Home health agencies (HHA) that billed unusually high amounts, according to at least 1 of the 6 measures of questionable billing, have been identified in Inappropriate and Questionable Billing By Medicare Home Health Agencies, a new report from the Office of Inspector General (OIG).    

Although these 6 measures indicate potential fraud, there may be legitimate reasons for an HHA to exceed the threshold for unusually high billing on any of the 6 measures.  

OIG also determined the geographic locations of HHAs that had questionable billing. The OIG found that in 2010, Medicare inappropriately paid $5 million for home health claims with three specific errors:  

  • Overlapping with claims for inpatient hospital stays.
  • Overlapping with claims for skilled nursing facility stays.
  • Billing for services on dates after beneficiaries’ deaths.  

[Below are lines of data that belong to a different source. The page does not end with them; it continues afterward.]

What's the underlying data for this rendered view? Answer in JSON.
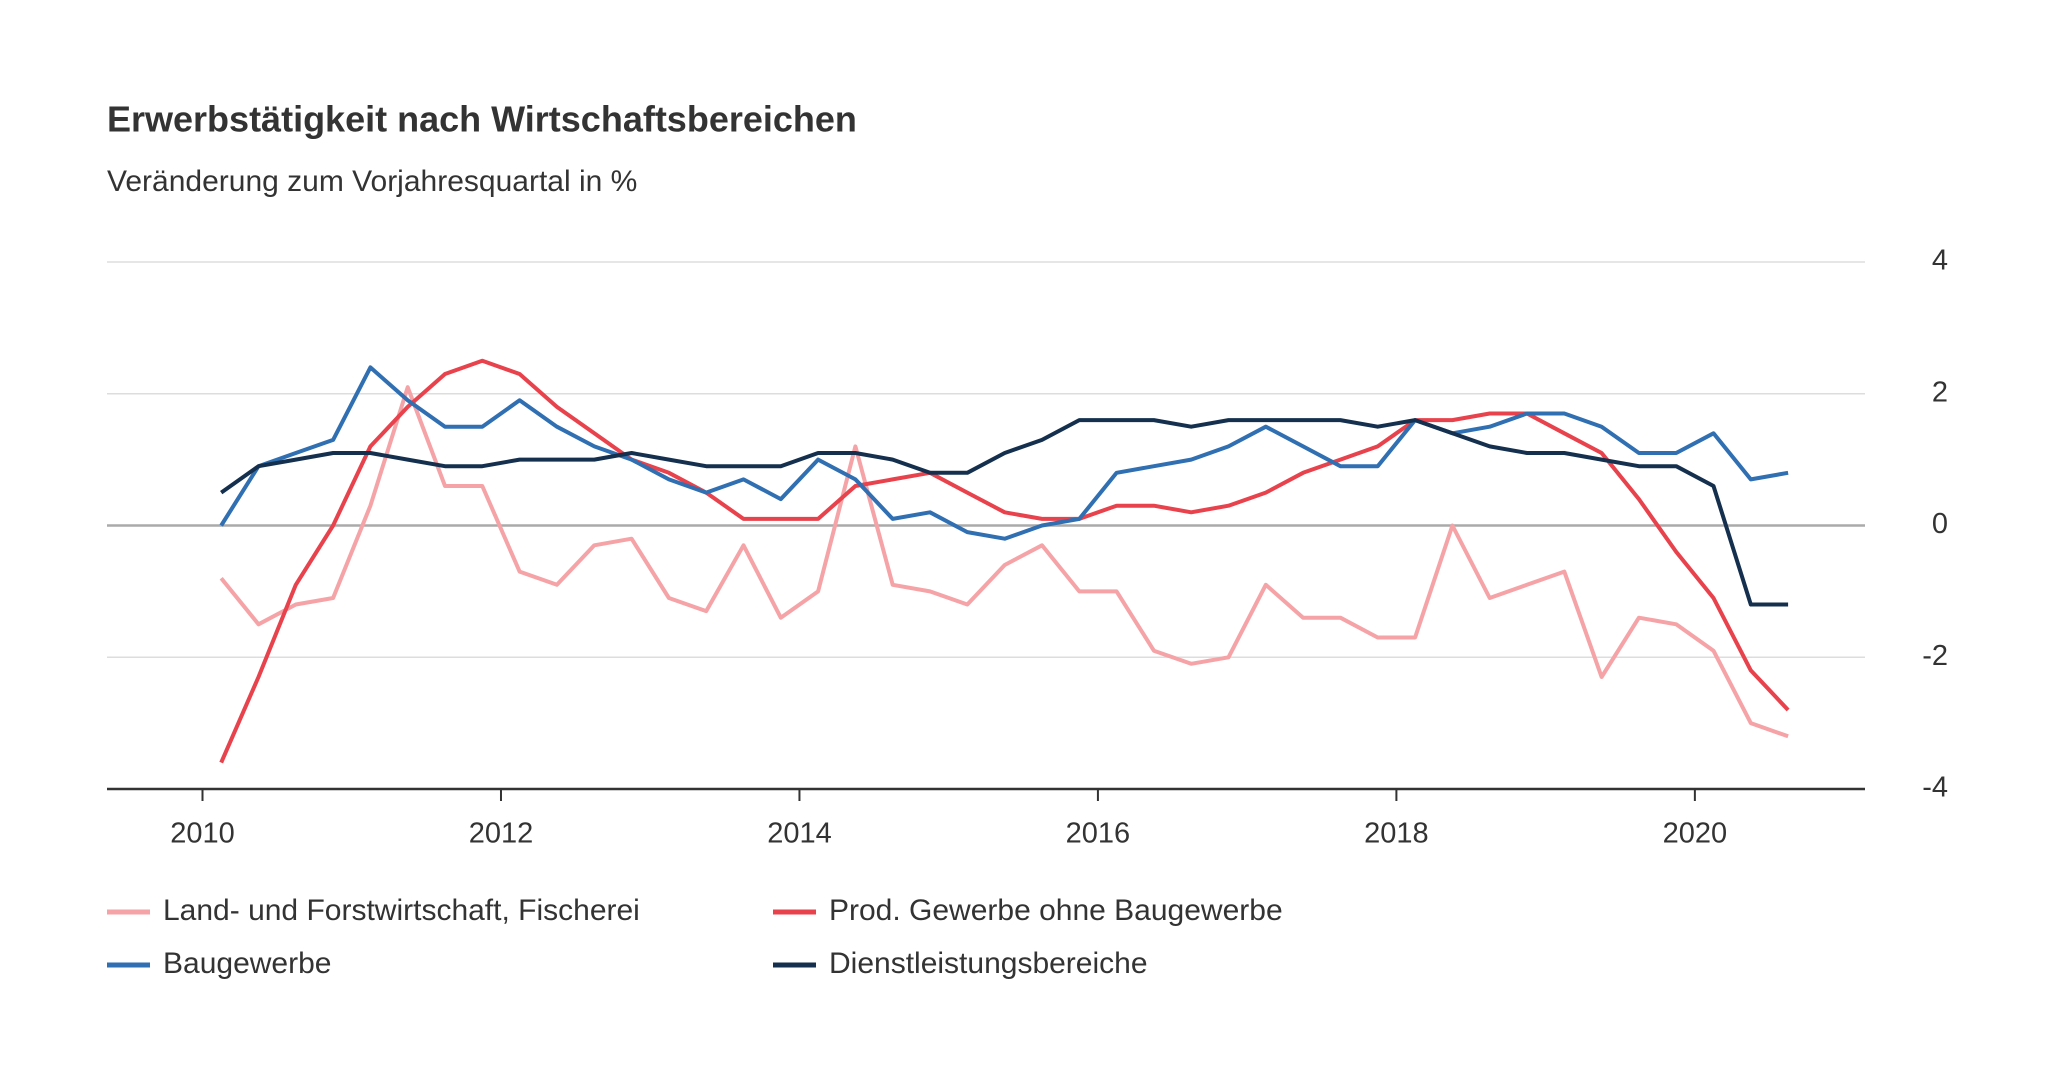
{
  "chart_data": {
    "type": "line",
    "title": "Erwerbstätigkeit nach Wirtschaftsbereichen",
    "subtitle": "Veränderung zum Vorjahresquartal in %",
    "x": [
      2010.125,
      2010.375,
      2010.625,
      2010.875,
      2011.125,
      2011.375,
      2011.625,
      2011.875,
      2012.125,
      2012.375,
      2012.625,
      2012.875,
      2013.125,
      2013.375,
      2013.625,
      2013.875,
      2014.125,
      2014.375,
      2014.625,
      2014.875,
      2015.125,
      2015.375,
      2015.625,
      2015.875,
      2016.125,
      2016.375,
      2016.625,
      2016.875,
      2017.125,
      2017.375,
      2017.625,
      2017.875,
      2018.125,
      2018.375,
      2018.625,
      2018.875,
      2019.125,
      2019.375,
      2019.625,
      2019.875,
      2020.125,
      2020.375,
      2020.625
    ],
    "series": [
      {
        "name": "Land- und Forstwirtschaft, Fischerei",
        "color": "#f5a3a6",
        "values": [
          -0.8,
          -1.5,
          -1.2,
          -1.1,
          0.3,
          2.1,
          0.6,
          0.6,
          -0.7,
          -0.9,
          -0.3,
          -0.2,
          -1.1,
          -1.3,
          -0.3,
          -1.4,
          -1.0,
          1.2,
          -0.9,
          -1.0,
          -1.2,
          -0.6,
          -0.3,
          -1.0,
          -1.0,
          -1.9,
          -2.1,
          -2.0,
          -0.9,
          -1.4,
          -1.4,
          -1.7,
          -1.7,
          0.0,
          -1.1,
          -0.9,
          -0.7,
          -2.3,
          -1.4,
          -1.5,
          -1.9,
          -3.0,
          -3.2
        ]
      },
      {
        "name": "Prod. Gewerbe ohne Baugewerbe",
        "color": "#e8424c",
        "values": [
          -3.6,
          -2.3,
          -0.9,
          0.0,
          1.2,
          1.8,
          2.3,
          2.5,
          2.3,
          1.8,
          1.4,
          1.0,
          0.8,
          0.5,
          0.1,
          0.1,
          0.1,
          0.6,
          0.7,
          0.8,
          0.5,
          0.2,
          0.1,
          0.1,
          0.3,
          0.3,
          0.2,
          0.3,
          0.5,
          0.8,
          1.0,
          1.2,
          1.6,
          1.6,
          1.7,
          1.7,
          1.4,
          1.1,
          0.4,
          -0.4,
          -1.1,
          -2.2,
          -2.8
        ]
      },
      {
        "name": "Baugewerbe",
        "color": "#2f6fb2",
        "values": [
          0.0,
          0.9,
          1.1,
          1.3,
          2.4,
          1.9,
          1.5,
          1.5,
          1.9,
          1.5,
          1.2,
          1.0,
          0.7,
          0.5,
          0.7,
          0.4,
          1.0,
          0.7,
          0.1,
          0.2,
          -0.1,
          -0.2,
          0.0,
          0.1,
          0.8,
          0.9,
          1.0,
          1.2,
          1.5,
          1.2,
          0.9,
          0.9,
          1.6,
          1.4,
          1.5,
          1.7,
          1.7,
          1.5,
          1.1,
          1.1,
          1.4,
          0.7,
          0.8
        ]
      },
      {
        "name": "Dienstleistungsbereiche",
        "color": "#14304e",
        "values": [
          0.5,
          0.9,
          1.0,
          1.1,
          1.1,
          1.0,
          0.9,
          0.9,
          1.0,
          1.0,
          1.0,
          1.1,
          1.0,
          0.9,
          0.9,
          0.9,
          1.1,
          1.1,
          1.0,
          0.8,
          0.8,
          1.1,
          1.3,
          1.6,
          1.6,
          1.6,
          1.5,
          1.6,
          1.6,
          1.6,
          1.6,
          1.5,
          1.6,
          1.4,
          1.2,
          1.1,
          1.1,
          1.0,
          0.9,
          0.9,
          0.6,
          -1.2,
          -1.2
        ]
      }
    ],
    "xlim": [
      2009.36,
      2021.14
    ],
    "xticks": [
      2010,
      2012,
      2014,
      2016,
      2018,
      2020
    ],
    "ylim": [
      -4,
      4
    ],
    "yticks": [
      4,
      2,
      0,
      -2,
      -4
    ],
    "grid": true
  }
}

OIG also found that approximately one in every four HHAs exceeded the threshold that indicated unusually high billing for at least one of our six measures of questionable billing. Overall, HHAs with questionable billing were located mostly in Texas, Florida, California, and Michigan.  

What the OIG recommends

The OIG recommends that CMS:

  1. Implement claims processing edits or improve existing edits to prevent inappropriate payments for the three specific errors we reviewed.
  2. Increase monitoring of billing for home health services.
  3. Enforce and consider lowering the 10 percent cap on the total outlier payments an HHA may receive annually.
  4. Consider imposing a temporary moratorium on new HHA enrollments in Florida and Texas.
  5. Take appropriate action regarding the inappropriate payments we identified and HHAs with questionable billing.  

CMS concurred with all 5 recommendations; however, it disagreed with our estimate of the inappropriate payments for home health claims overlapping with claims for inpatient hospital stays and skilled nursing facility stays.